Trafigura / Glencore / Vitol / Gunvor / Mercuria Commercial Graduate Programs — Comp, Progression, and Trader Seat Odds
’m trying to learn more about the junior commercial / graduate programs at the major physical commodity merchants, especially Trafigura, Glencore, Vitol, Gunvor, Mercuria, CCI, Freepoint, Hartree, BP Trading, and Shell Trading.
I understand these programs are usually not “trader on day one” roles and often involve rotations through Operations, Deals Desk / Risk / P&L, scheduling, logistics, and trader assistant work before any potential junior trading seat. I’m trying to get a realistic picture of what the path actually looks like from people with firsthand experience or knowledge of recent cohorts.
Main questions:
- Progression / trading seat odds
For someone starting in a commercial graduate or junior commercial program, how realistic is it to actually become a junior trader after the program? Is it common, selective but achievable, or more of a small minority outcome? - What happens if you do not get a trader seat?

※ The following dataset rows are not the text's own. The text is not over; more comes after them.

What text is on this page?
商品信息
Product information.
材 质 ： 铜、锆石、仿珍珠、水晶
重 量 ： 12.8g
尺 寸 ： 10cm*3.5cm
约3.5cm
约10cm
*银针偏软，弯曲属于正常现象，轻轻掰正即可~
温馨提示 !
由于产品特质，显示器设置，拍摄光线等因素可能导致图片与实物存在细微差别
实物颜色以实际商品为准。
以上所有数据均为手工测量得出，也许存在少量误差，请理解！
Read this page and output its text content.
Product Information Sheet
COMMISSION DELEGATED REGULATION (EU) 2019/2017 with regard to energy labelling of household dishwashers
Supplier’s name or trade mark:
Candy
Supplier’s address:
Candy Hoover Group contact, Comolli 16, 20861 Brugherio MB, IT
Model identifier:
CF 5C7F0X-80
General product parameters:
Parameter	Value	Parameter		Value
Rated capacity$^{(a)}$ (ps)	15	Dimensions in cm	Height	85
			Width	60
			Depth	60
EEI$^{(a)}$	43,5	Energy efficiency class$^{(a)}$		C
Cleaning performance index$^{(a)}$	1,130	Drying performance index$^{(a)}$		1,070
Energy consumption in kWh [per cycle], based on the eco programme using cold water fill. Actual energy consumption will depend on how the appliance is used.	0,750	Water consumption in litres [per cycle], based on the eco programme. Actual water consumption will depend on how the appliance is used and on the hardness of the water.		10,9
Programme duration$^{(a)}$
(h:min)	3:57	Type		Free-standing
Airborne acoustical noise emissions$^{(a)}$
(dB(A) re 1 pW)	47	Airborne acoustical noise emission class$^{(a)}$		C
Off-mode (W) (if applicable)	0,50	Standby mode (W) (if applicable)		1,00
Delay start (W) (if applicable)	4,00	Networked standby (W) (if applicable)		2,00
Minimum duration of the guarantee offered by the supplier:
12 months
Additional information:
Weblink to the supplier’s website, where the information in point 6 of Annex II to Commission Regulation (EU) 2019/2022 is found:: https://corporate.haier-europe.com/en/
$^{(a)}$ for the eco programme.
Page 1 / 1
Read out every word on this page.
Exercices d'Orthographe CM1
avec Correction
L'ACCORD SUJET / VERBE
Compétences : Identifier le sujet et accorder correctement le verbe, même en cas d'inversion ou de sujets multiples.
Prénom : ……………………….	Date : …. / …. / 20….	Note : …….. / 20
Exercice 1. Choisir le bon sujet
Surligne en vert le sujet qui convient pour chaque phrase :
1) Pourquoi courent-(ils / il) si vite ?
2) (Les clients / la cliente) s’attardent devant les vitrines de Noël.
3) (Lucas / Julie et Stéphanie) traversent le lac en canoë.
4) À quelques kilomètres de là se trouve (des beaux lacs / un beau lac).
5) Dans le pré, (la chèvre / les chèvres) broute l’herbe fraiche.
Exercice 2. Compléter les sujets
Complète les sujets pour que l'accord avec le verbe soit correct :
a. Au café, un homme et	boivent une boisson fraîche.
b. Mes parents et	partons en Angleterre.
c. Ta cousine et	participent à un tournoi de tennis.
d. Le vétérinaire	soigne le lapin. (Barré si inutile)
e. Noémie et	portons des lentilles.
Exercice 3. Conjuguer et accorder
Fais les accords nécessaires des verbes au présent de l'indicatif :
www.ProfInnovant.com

Do people usually stay in trader assistant, Deals Desk, Operations, Risk, Scheduling, or Trade Finance roles? Are these still strong long-term paths, or is not getting a trader seat usually a sign you should leave? - Real compensation progression
What is realistic all-in comp at each stage:- Commercial Graduate / Analyst
- Trader Assistant
- Junior Trader
- Trader with a real book
- Established / senior trader
- Timing
How many years does it usually take to go from graduate / assistant to junior trader, then from junior trader to actually owning meaningful risk or P&L? - Background
Are these programs realistically open to standard economics / finance backgrounds, or do the strongest candidates usually have engineering, math, CS, or prior energy / commodities experience? - Comparison to investing roles
For someone also considering growth equity / private equity out of college, how would you compare the career path(obviously completely different roles)? Growth equity seems to offer better general finance optionality, while physical commodity trading seems more specialized but potentially much higher upside if you actually become a strong trader. Is that the right way to think about it?
Would especially appreciate thoughts from anyone who has worked at or interviewed with Trafigura, Glencore, Vitol, Gunvor, Mercuria, CCI, Freepoint, Hartree, BP Trading, Shell Trading, or similar physical commodity shops.